Lo scenario e’ destinato ad aggravarsi con il progressivo e quasi esponenziale invecchiamento della popolazione, dal momento che il fattore eta’ e’ tra le piu’ determinanti condizioni di rischio, per quanto buona parte della popolazione colpita da questa patologia sia ancora in eta’ lavorativa, quindi fortemente penalizzata in termini di capacita’ produttiva e di qualita’ della vita. “Purtroppo dobbiamo registrare ancora un inadeguato livello di assistenza da parte del Servizio Sanitario Nazionale – ha dichiarato la Senatrice Maria Rizzotti, Vice Presidente della Commissione Igiene e Sanita’ del Senato – in termini di rimborsabilita’ di terapie farmacologiche e riabilitative e di omogeneita’ a livello territoriale, alla quale si deve porre rimedio, anche in un’ottica di razionalizzazione della spesa sanitaria”.
Concetti, questi, che sono stati ulteriormente rafforzati dal Sen.
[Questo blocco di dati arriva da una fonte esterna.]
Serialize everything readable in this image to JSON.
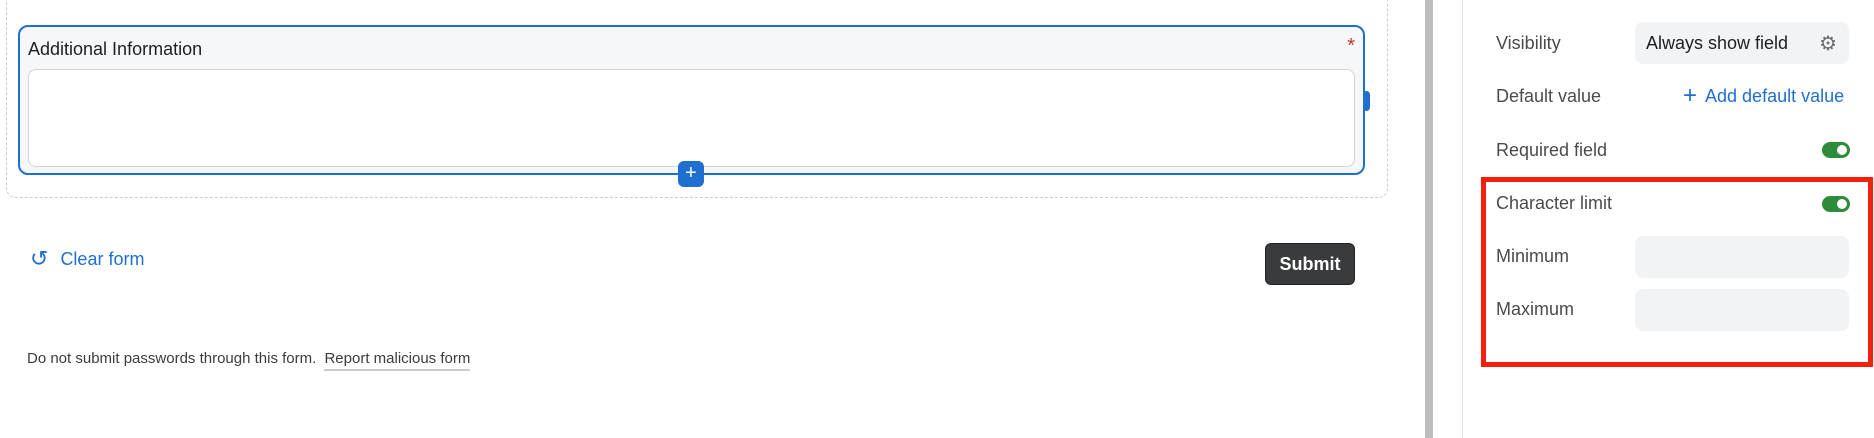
{
  "form": {
    "field_label": "Additional Information",
    "required_marker": "*",
    "add_button_glyph": "+",
    "clear_label": "Clear form",
    "submit_label": "Submit",
    "footer_text": "Do not submit passwords through this form.",
    "report_link": "Report malicious form"
  },
  "settings": {
    "visibility_label": "Visibility",
    "visibility_value": "Always show field",
    "default_label": "Default value",
    "add_default_label": "Add default value",
    "required_label": "Required field",
    "required_on": true,
    "char_limit_label": "Character limit",
    "char_limit_on": true,
    "minimum_label": "Minimum",
    "minimum_value": "",
    "maximum_label": "Maximum",
    "maximum_value": ""
  },
  "colors": {
    "accent": "#1f6fd1",
    "toggle_on": "#2e8b3a",
    "highlight": "#f2200c",
    "required": "#c92f2f"
  },
  "icons": {
    "undo": "undo-icon",
    "gear": "gear-icon",
    "plus": "plus-icon",
    "chevron": "chevron-down-icon"
  }
}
Antonio Tomassini, Presidente dell’Associazione di Iniziativa Parlamentare e Legislativa per la salute e la prevenzione, secondo il quale “? questa sindrome, cosi’ sottodiagnosticata, dovra’ essere affrontata coinvolgendo opinioni di esperti di vari campi. L’incontinenza urinaria, infatti, rappresenta oggi una malattia dai risvolti psicologici importanti, che impone una vita relazionale caratterizzata dal dover cronometrare le uscite e gli impegni sociali e, ancor di piu’, dal timore che anche gli altri possano rendersi conto del problema”.